Tidak Percaya tidak Berarti Harus Salah Paham

Opini393 Dilihat

Oleh: Nazwar, S. Fil. I., M. Phil Penulis Lepas Yogyakarta

HIDAYAH betul dalam kendali Allah. Namun satu sisi penyampaian kebenaran sebagaimana yang ditugaskan kepada para utusan Allah (Rasul), adalah penting dengan tanpa ada pembelokan di sana.

Penjagaan akan kemurnian kebenaran dalam arti sesungguhnya sebenarnya menjadi harga mahal dalam kelestariannya, terbukti ketika terjadi penyelewengan terhadap kebenaran maka di antara harga yang harus mereka bayar adalah musuh dari Yang Maha Benar (“al-Haqq”).


Perubahan atau penambahan adalah bentuk baku dari suatu akibat berupa kesalahpahaman. Hal ini menjadi semakin rumit dan runyam ketika diikuti penyampaian, yang akhirnya hanya berupa omong-kosong belaka.


Sebab kebenaran tidak semata hiburan berupa pengecohan terhadap kebenaran, bukan juga bertujuan mendorong kenyataan terjun bersama-sama ke jurang kebinasaan. Kebenaran adalah kebenaran. Bukan manipulasi kenyataan. Kebenaran bukan kebohongan.


Memanipulasi kebenaran dapat menjelma suatu kekeliruan bahkan terhadap yang dianggap remeh-temeh dengan menutupi suatu kesalahan dengan kebaikan dapat menjadi sasaran “fitnah”, semisal perkara organisasi. Bagaimana tokoh atau penggerak organisasi jika ditanyakan, di mana tanggung jawab organisasi tatkala ummat berada di jurang perpecahan? Maka selain organisasi sebagai kendaraan untuk meraih sebut manfaat di dalamnya, organisasi juga bersifat potensi atau yang disebut di ata dengan sasaran “finah”.


Terdapat logika dalam terbentuknya fasilitas terkhusus dalam konteks hidup bersama dalam hal ini persaudaraan sesama Muslim (“ukhuwah Islamiyyah”); seharusnya yang memiliki kendaraan, sudah lebih berpengalaman terhadap medan dan membantu saudara lain untuk sampai kepada kebenaran yang merupakan tujuan bersama-sama.


Klaim, atau kendaraan tersebut hanya buah dari kesombongan? Tentunya tidak untuk sekedar patantang-patenteng, sebab dapat mendorong para pengikutnya, dan orang dalam kebingungan tertarik dan dapat terjun secara bersamaan, bahaya. Sebab jurang biasanya membinasakan, jarang-jarang jurang isinya surga yang penuh kenikmatan.
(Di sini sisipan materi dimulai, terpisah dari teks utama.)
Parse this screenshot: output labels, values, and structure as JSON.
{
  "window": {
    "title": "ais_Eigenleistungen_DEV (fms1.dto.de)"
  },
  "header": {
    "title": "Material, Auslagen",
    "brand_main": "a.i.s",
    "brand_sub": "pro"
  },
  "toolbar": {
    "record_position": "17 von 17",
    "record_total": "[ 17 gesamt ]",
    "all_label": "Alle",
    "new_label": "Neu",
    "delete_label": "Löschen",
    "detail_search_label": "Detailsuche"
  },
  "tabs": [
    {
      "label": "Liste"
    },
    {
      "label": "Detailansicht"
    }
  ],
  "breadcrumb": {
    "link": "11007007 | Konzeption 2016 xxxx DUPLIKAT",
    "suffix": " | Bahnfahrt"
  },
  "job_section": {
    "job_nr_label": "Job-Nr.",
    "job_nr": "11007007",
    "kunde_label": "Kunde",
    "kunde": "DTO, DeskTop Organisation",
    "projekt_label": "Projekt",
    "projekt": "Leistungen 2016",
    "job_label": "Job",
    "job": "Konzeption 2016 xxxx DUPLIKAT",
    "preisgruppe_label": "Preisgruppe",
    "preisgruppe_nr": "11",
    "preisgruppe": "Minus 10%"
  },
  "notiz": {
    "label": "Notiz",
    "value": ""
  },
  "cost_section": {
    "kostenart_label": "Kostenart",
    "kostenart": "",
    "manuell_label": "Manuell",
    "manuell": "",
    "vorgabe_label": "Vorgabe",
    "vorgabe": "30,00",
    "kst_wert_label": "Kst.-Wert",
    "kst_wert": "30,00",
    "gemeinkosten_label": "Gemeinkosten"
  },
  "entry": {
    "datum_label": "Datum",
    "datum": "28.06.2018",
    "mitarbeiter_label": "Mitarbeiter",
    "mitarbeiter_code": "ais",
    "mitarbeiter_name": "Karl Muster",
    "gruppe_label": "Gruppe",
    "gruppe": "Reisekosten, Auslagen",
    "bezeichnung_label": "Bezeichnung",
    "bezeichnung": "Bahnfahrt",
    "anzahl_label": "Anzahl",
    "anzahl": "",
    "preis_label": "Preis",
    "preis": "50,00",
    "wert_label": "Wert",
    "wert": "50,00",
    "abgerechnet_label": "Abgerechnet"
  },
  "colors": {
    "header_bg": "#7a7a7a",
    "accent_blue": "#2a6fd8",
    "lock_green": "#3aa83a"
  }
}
Tidak ada baiknya, jika hanya terus saling menyalahkan. Tidak pantas bagi kita ummat akhir zaman senantiasa di hadang rasa takut akan perpecahan di masa depan. Bisakah kita kembali kepada semangat awal berupa persatuan dalam penuh kekhusyu’an? Sebab kita masih berada pada jalan yang sama, maka persaudaraan sesama Muslim (“ukhuwah Islamiyyah”) mendapat tantangan, terlebih terhadap berbagai persoalan-persoalan termasuk kemanusiaan yang sedang dialami banyak kaum Muslim di berbagai belahan dunia.


Kembali ke persoalan hidayah, agama sebagai jalan “baku” bagi manusia menjalani kehidupan, sempat disinggung sebelumnya bahwa dapat terjadi kerumitan dan kerunyaman dalam kenyataan, terlebih berupa perubahan pada tataran kebenaran yang baku, semisal kitab suci, kesalahpahaman bukan hanya tidak menemukan muara kebenaran, namun juga berakibat pada salah langkah atau jalan dalam atau terhadap agama.

Berakibat fatal dari kesalahpahaman dan kesalahan dalam menjalankan.
Maka pemahaman yang benar tidak hanya berhak dimiliki tidak hanya yang beragama tetapi juga di luarnya. Adapun sikap terhadapnya adalah dapat dikatakan hidayah berhubungan juga dengan pilihan pribadi masing-masing, apa sekedar meyakini, atau juga menjalankan atau bahkan kekeliruan jalan berupa sikap mendustakan.


Maka sifat terbuka terhadap agama menjadi keniscayaan. Orang beragama juga orang di luarnya membutuhkan pemahaman yang tepat terhadapnya. Begitu pun sikap terhadapnya, “Wallahua’lam.”